Einheit durch Heilige Schrift, gemeinsamen Glauben und die Gnade Jesu Christi

Erzbischof Ludwig Schick hat auf die Bedeutung der Bibel für die Ökumene hingewiesen. „Ohne die Heilige Schrift, die aus der Kirche hervorgegangen und die Norm unseres christlichen Lebens ist, kann es keine Reform der Kirche und auch keine Einheit der Kirche geben“, sagte Schick am Samstag bei der Herbstvollversammlung des Diözesanrats der Katholiken im Erzbistum Bamberg in Creußen. Die Lektüre der Evangelien hätte im zu Ende gehenden Reformationsgedenkjahr mehr im Mittelpunkt stehen können, stellte der Erzbischof fest und betonte: „In den menschlichen Worten der Heiligen Schrift dringt das göttliche Wort in unser Herz.“

Die Heilige Schrift müsse wichtiger sein als alle anderen Informationen über Glauben und christliches Leben. „Sie zu entdecken ist weiterhin Aufgabe und Pflicht“, so Schick, der auf den Ausdruck „sola scriptura“ (allein durch die Schrift) verwies, der in Zusammenhang stehe mit „sola fides“ (allein durch den Glauben) und „sola gratia“ (allein durch die Gnade). „Diese drei „sola“ weisen auf den einen „solus“ hin, nämlich Jesus Christus.“

Der Glaube an Jesus Christus, so Schick weiter, sei kein „Sachen- und Dogmenglaube“, sondern personale Beziehung zu dem menschgewordenen Gottessohn. „Glauben ist ein Tuwort, er muss getan werden, und im Tun entdecken wir ihn immer mehr.“ Wer das Wort des Paulus, der Glaube, der in der Liebe wirksam wird, im alltäglichen Leben erfülle, der verstärke seinen Glauben. Das „sola gratia“ könne übersetzt werden mit ‚bedingungslose wohlwollende Zuneigung‘. „Gott hat sich den Menschen bedingungslos und wohlwollend in Jesus Christus zugeneigt.“ Er sei die Mitte der Heiligen Schrift, Ziel und Angelpunkt des Glaubens.

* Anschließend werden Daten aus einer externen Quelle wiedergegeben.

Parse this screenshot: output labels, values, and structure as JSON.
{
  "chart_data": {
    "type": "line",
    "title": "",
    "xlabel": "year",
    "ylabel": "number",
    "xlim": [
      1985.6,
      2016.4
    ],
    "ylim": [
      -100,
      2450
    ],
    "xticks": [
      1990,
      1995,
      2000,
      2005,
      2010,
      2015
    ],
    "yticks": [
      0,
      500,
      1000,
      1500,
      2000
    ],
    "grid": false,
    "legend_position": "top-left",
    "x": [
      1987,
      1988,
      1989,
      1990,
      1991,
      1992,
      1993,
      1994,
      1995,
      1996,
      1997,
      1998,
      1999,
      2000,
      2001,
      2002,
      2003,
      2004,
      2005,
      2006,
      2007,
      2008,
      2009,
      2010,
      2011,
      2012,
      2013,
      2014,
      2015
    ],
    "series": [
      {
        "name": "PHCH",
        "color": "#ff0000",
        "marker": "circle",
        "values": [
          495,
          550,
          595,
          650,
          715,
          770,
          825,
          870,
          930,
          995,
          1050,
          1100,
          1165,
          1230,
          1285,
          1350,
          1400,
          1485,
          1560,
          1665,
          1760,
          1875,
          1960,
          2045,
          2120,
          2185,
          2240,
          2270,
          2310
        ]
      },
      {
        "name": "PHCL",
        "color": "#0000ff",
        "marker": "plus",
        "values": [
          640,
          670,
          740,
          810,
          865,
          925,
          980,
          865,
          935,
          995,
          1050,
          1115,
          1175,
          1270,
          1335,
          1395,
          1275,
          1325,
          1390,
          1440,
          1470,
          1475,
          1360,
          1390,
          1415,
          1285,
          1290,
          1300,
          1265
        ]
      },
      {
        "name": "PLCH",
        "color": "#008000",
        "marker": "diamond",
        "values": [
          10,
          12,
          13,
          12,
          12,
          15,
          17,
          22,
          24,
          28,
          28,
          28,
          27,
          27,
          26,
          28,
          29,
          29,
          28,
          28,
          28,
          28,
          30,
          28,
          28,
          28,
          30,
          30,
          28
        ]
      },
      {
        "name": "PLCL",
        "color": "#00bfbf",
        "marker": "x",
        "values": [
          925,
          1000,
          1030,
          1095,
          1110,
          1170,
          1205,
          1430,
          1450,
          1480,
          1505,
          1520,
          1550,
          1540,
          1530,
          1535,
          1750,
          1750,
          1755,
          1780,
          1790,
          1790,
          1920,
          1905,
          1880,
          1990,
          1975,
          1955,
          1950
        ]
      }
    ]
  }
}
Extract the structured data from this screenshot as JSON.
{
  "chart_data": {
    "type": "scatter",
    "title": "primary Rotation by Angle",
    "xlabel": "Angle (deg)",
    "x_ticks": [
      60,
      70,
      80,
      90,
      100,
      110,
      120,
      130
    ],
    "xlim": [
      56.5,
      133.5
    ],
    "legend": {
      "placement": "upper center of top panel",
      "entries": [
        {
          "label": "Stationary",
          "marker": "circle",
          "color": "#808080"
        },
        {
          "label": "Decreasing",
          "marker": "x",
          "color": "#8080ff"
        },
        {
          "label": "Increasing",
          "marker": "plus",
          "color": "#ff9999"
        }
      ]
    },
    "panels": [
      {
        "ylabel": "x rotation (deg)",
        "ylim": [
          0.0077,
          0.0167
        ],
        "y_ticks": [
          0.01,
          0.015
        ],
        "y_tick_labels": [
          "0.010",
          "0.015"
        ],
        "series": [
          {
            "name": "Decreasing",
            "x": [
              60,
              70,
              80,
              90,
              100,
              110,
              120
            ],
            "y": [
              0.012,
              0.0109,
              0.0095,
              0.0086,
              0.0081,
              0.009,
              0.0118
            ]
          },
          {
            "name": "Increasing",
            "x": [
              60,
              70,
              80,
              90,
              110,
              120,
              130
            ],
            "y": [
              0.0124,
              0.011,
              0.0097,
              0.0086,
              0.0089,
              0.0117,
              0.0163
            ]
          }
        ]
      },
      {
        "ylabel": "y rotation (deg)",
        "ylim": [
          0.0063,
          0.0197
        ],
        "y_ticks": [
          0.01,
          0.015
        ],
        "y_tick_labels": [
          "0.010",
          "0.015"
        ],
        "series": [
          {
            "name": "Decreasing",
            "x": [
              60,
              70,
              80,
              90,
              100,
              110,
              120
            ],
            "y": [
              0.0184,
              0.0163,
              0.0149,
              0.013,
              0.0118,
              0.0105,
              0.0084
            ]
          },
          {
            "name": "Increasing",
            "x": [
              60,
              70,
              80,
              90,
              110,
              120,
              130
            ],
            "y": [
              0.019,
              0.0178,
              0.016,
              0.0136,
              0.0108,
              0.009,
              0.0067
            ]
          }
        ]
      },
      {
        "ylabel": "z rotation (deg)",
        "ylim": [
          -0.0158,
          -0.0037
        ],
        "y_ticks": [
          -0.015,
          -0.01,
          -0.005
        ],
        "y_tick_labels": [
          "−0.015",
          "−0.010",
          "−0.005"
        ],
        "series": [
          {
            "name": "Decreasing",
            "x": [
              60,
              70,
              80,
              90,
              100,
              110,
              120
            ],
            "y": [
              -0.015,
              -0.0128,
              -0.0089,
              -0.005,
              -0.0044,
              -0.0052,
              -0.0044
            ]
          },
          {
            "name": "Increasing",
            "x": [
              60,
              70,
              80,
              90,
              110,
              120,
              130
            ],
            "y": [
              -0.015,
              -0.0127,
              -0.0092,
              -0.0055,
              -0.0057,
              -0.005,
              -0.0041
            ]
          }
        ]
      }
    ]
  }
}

„Wir brauchen Reformation – Erneuerung aus dem ‚sola scriptura‘, ‚sola fides‘ und ‚sola gratia‘, damit wir gemeinsam zum Gastmahl Christi gelangen, an das wir den gleichen Glauben haben und das Gleiche empfangen.“

Der Diözesanrat ist der Zusammenschluss von Vertretern der Dekanatsräte und der katholischen Verbände sowie von weiteren Persönlichkeiten aus Kirche und Gesellschaft im Erzbistum. Er ist ein vom Bischof anerkanntes Laiengremium. Die Einführung der Diözesanräte geht auf das II. Vatikanische Konzil zurück und stärkt die Verantwortung der Laien in der katholischen Kirche.